Warm water and high salinity in the conveyor belt strengthen it, producing more active hurricane seasons and more major landfalling storms (Saffir-Simpson category 3-5 storms with winds of 111 mph or above) along the eastern seaboard, Gray said.

"This ocean circulation, a northbound current that sinks and then moves southbound, tends to go through multi-decadal changes," Gray said. "We believe the Atlantic conveyor belt became stronger between 1994 and 1995, as we interpret the data.

"This in turn has led to a number of Atlantic Ocean and global oceanic circulation changes that have brought on more major storms during the past four years. The pattern is very similar to what was occurring in the 1930s, 1940s and 1950s."

Gray pointed out that while the predicted 1999 season would be nearly twice as active as the long-term average in terms of major hurricanes, projected intense storm activity is even higher than this when compared with the relatively quiet quarter-century beginning in 1970.

The actual number of "weaker" storms - named storms and those in Saffir-Simpson categories 1 and 2, with winds up to 110 mph - aren't likely to increase dramatically, Gray said, but the number of intense storms is expected to rise because a stronger Atlantic conveyor belt is now in place.

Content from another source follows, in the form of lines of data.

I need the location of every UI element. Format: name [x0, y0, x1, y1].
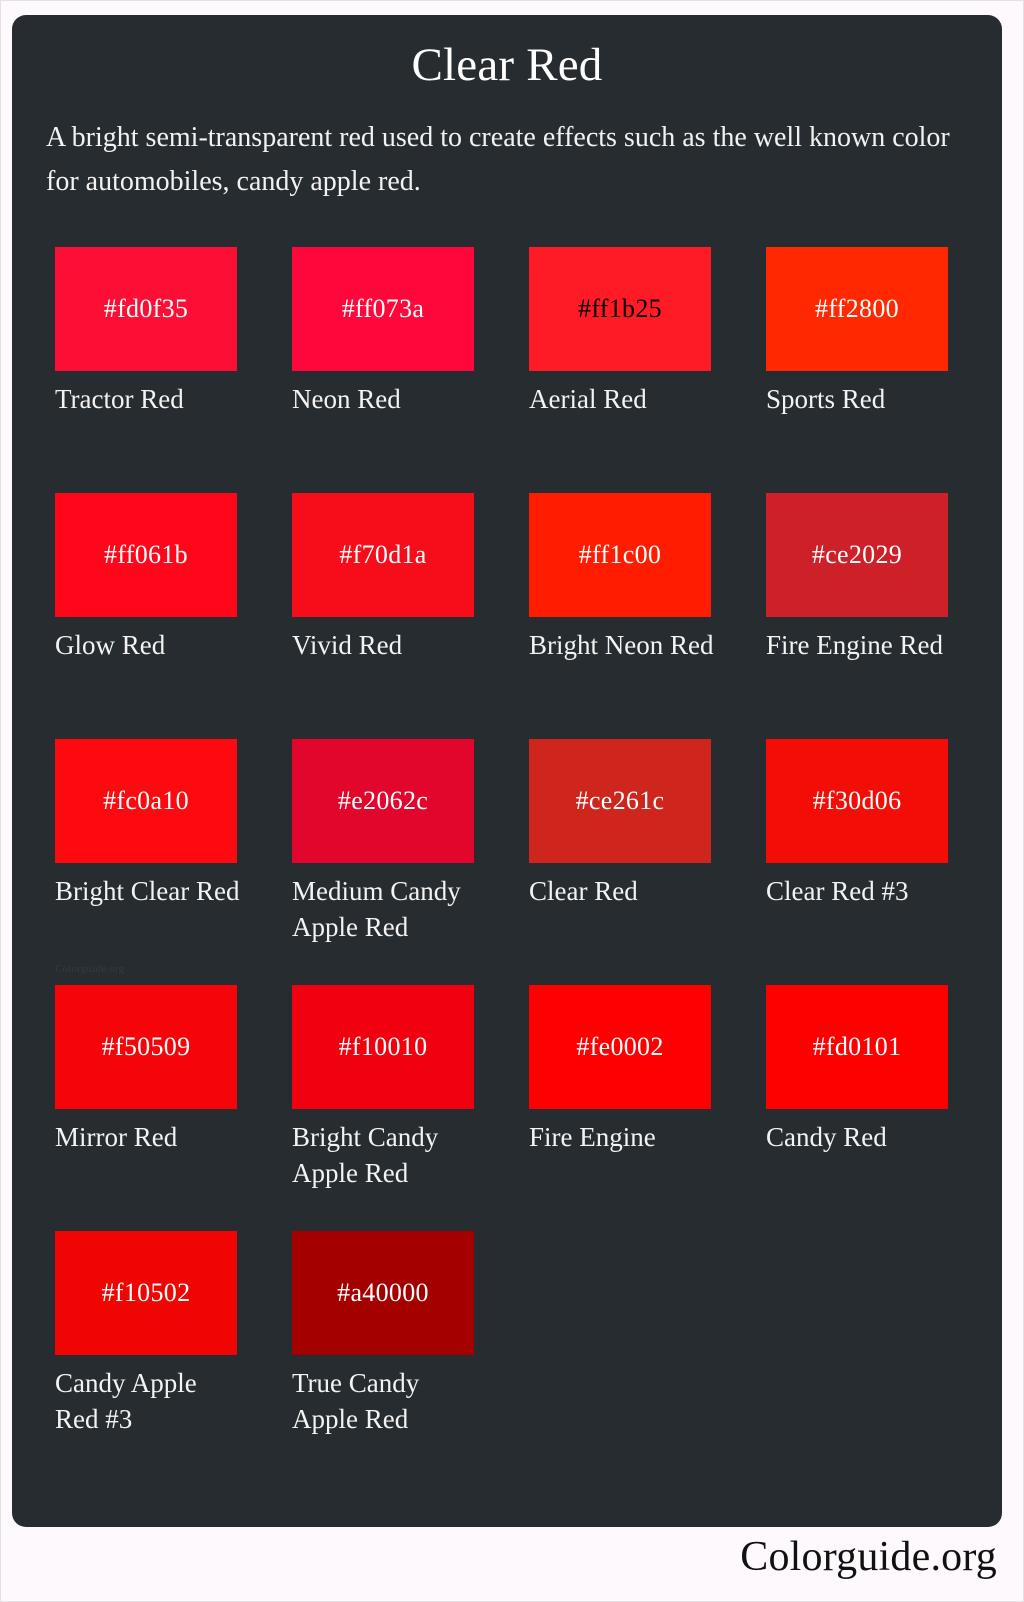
page-frame: Clear Red A bright semi-transparent red … [0, 0, 1024, 1602]
swatch-item[interactable]: #f10010 Bright Candy Apple Red [292, 985, 474, 1231]
swatch-item[interactable]: #ff1b25 Aerial Red [529, 247, 711, 493]
swatch-hex-label: #fd0f35 [103, 294, 189, 323]
swatch-color-box[interactable]: #fd0101 [766, 985, 948, 1109]
swatch-color-box[interactable]: #ff061b [55, 493, 237, 617]
swatch-hex-label: #ce2029 [811, 540, 903, 569]
page-title: Clear Red [411, 39, 603, 91]
swatch-item[interactable]: #e2062c Medium Candy Apple Red [292, 739, 474, 985]
swatch-hex-label: #ff2800 [815, 294, 899, 323]
swatch-hex-label: #f50509 [101, 1032, 191, 1061]
swatch-name-label: Fire Engine [529, 1122, 656, 1152]
color-description: A bright semi-transparent red used to cr… [46, 122, 950, 197]
swatch-color-box[interactable]: #f70d1a [292, 493, 474, 617]
swatch-grid: #fd0f35 Tractor Red #ff073a Neon Red #ff1b25… [55, 247, 955, 1477]
color-info-card: Clear Red A bright semi-transparent red … [12, 15, 1002, 1527]
swatch-color-box[interactable]: #f10502 [55, 1231, 237, 1355]
swatch-hex-label: #ff061b [104, 540, 188, 569]
swatch-name-label: Mirror Red [55, 1122, 178, 1152]
swatch-name-label: Glow Red [55, 630, 166, 660]
swatch-name-label: Sports Red [766, 384, 886, 414]
swatch-color-box[interactable]: #e2062c [292, 739, 474, 863]
swatch-hex-label: #fc0a10 [103, 786, 189, 815]
swatch-color-box[interactable]: #f10010 [292, 985, 474, 1109]
swatch-name-label: Medium Candy Apple Red [292, 876, 461, 942]
swatch-name-label: Candy Red [766, 1122, 887, 1152]
swatch-color-box[interactable]: #a40000 [292, 1231, 474, 1355]
swatch-color-box[interactable]: #ff2800 [766, 247, 948, 371]
swatch-hex-label: #f10502 [101, 1278, 191, 1307]
swatch-item[interactable]: #ff061b Glow Red [55, 493, 237, 739]
swatch-hex-label: #fe0002 [576, 1032, 664, 1061]
swatch-hex-label: #a40000 [337, 1278, 429, 1307]
swatch-item[interactable]: #f30d06 Clear Red #3 [766, 739, 948, 985]
swatch-name-label: Bright Candy Apple Red [292, 1122, 439, 1188]
swatch-name-label: Vivid Red [292, 630, 403, 660]
swatch-name-label: Clear Red #3 [766, 876, 909, 906]
swatch-item[interactable]: #f70d1a Vivid Red [292, 493, 474, 739]
swatch-color-box[interactable]: #ce261c [529, 739, 711, 863]
swatch-hex-label: #fd0101 [812, 1032, 902, 1061]
swatch-item[interactable]: #fe0002 Fire Engine [529, 985, 711, 1231]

"Our concern is that, because of the population buildup along the U.S. East Coast, property damage could be severe, since Saffir-Simpson category 3, 4 and 5 storms comprise only about one-quarter of all landfalling named storms but cause more than 80 percent of all property damage," Gray said. "People should take precautions, buy hurricane insurance and, of course, listen to emergency management instructions. This country's warning system is good enough to prevent loss of life if residents of affected areas take those warnings seriously and follow instructions."

Gray and co-authors Chris Landsea, Paul Mielke, Kenneth Berry and other project colleagues use a variety of climatic factors in their forecasts. Those positive indications dominating the 1999 season appear to be stratospheric winds, continuing warm North Atlantic sea surface temperatures and persistent La Niña conditions.

* The Quasi-Biennial Oscillation consists of winds high in the atmosphere over the earth's equatorial regions that reverse themselves approximately every two years. When these stratospheric winds blow from the west, as they are projected to do for 1999, an enhancing effect on hurricane activity, especially major hurricanes, occurs.

* Conditions are favorable for a continuation of cold-water conditions known as La Niña in the western equatorial Pacific, a situation likely to promote an active hurricane season in 1999.

* The strongest pattern in three decades of relatively high North Atlantic sea surface temperatures and increased salinity suggests that the changes observed beginning in 1995 signal a continuance of a strong Atlantic conveyor belt circulation, bringing with it the chance for more intense hurricanes along the Atlantic coast. There is a chance this enhanced period could continue for two or more decades, Gray believes.

Other factors and their expected effects are a ridge of barometric high pressure called the Azores High, which now is neutral; warmer Atlantic sea-surface temperatures that will enhance 1999 hurricane activity; two measures of west African rainfall which are neutral; and mid-latitude oceanic wind patterns, which combine to suggest an enhanced effect on Atlantic hurricanes in the coming year.

1999 HURRICANE FORECAST
InitialDecember Forecast

Named Storms (9.3)* 14
Named Storm Days (46.9) 65
Hurricanes (5.8) 9
Hurricane Days (23.7) 40
Intense Hurricanes (2.2) 4
Intense Hurricane Days (4.7) 10
Hurricane Destruction Potential (70.6) 130
Maximum Potential Destruction (61.7) 130
Net Tropical Cyclone Activity (100%) 160

* Number in ( ) represents average year totals based on 1950-1990 data.
** Hurricane Destruction Potential measures a hurricane's potential for wind- and ocean-surge damage. Tropical Storm, Hurricane and Intense Hurricane Days are four, six-hour periods where storms attain wind speeds appropriate to their category on the Saffir-Simpson scale.